By Peter Brennan
Major League Baseball is still working out the details about its 2020 season.
And it’s unclear whether there will even be one in 2020.
The financial pulls of the players and the owners seem way too set in stone for a compromise that saves this season.
And let’s be honest.
More and more, the sports calendar year has been crowding America’s Pastime into a smaller and smaller space in recent years.
Baseball used to own a the summer months.
But for the next two years, the threat of the NBA will grow even more real.
Should baseball reach an agreement to play this season, it will enjoy an exclusivity window of only three weeks in early July, as the NBA projects its games will resume in late July.
If both leagues avoid shutdowns caused by a rash of coronavirus cases, baseball will find itself head-to-head with hoops into its playoffs, as Game 7 of the NBA Finals is tentatively scheduled for Oct. 12.
Next season will be no better: The NBA plans a Dec. 1 tipoff of the 2020-21 season, pushing its regular season into May, the Finals into July, the draft after that. That’s a full season of moving more of its inventory head-to-head with baseball, rather than football. And the NBA could very well like the results.
Particularly with the sport already taking a significant drop at the box office, with attendance drops of 4% in 2018 and an additional 1.6% in 2019. Throw in what would likely be an almost fan-free 2020 season, with health and economic concerns lingering into 2021, and a sport that still relies on attendance for at least 40% of its revenues will be scrambling to stanch further losses.
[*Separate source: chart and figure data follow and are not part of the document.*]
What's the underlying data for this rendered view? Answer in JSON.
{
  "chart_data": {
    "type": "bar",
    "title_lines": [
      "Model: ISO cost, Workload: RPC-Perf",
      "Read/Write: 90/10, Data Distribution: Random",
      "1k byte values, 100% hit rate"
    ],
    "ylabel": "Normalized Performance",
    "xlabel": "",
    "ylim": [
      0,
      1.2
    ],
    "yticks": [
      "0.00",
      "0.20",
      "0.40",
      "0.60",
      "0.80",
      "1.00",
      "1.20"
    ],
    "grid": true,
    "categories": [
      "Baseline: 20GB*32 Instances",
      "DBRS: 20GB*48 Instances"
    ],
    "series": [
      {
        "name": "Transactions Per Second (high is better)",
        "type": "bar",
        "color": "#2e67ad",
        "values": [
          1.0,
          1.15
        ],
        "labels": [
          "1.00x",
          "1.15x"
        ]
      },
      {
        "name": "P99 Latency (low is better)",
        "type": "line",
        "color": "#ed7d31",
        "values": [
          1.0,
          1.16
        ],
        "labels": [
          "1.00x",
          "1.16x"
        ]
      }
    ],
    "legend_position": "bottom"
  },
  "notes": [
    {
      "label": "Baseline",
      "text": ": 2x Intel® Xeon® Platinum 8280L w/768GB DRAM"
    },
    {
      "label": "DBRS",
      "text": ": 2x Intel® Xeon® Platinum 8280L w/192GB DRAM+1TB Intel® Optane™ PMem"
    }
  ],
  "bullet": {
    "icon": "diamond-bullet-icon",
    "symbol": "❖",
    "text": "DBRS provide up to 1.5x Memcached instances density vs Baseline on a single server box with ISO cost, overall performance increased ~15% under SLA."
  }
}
MLB remains a $10 billion industry, and its demise is far from imminent, particularly with local TV contracts such as the Los Angeles Dodgers’ 25-year deal, signed in January 2013, that’s valued at $8.35 billion. Equity stakes in networks ensure many franchises get an even bigger piece of their own pie than traditional TV deals.
But as cord-cutting increases, and the gold rush of deals signed last decade begin to sunset, franchises may feel immediate and long-term effects. This winter, assuming baseball manages to hammer out a deal and play a 2020 season, the sport’s current problems – lack of recognition for its biggest stars, a slow game, a labor war that will brew through 2021 – and its extended ones may collide.
Consider that by the time Opening Day 2021 comes around, several franchises may have played as few as 50 games since September 2019. In that same span, NBA teams will have played more than 130 games.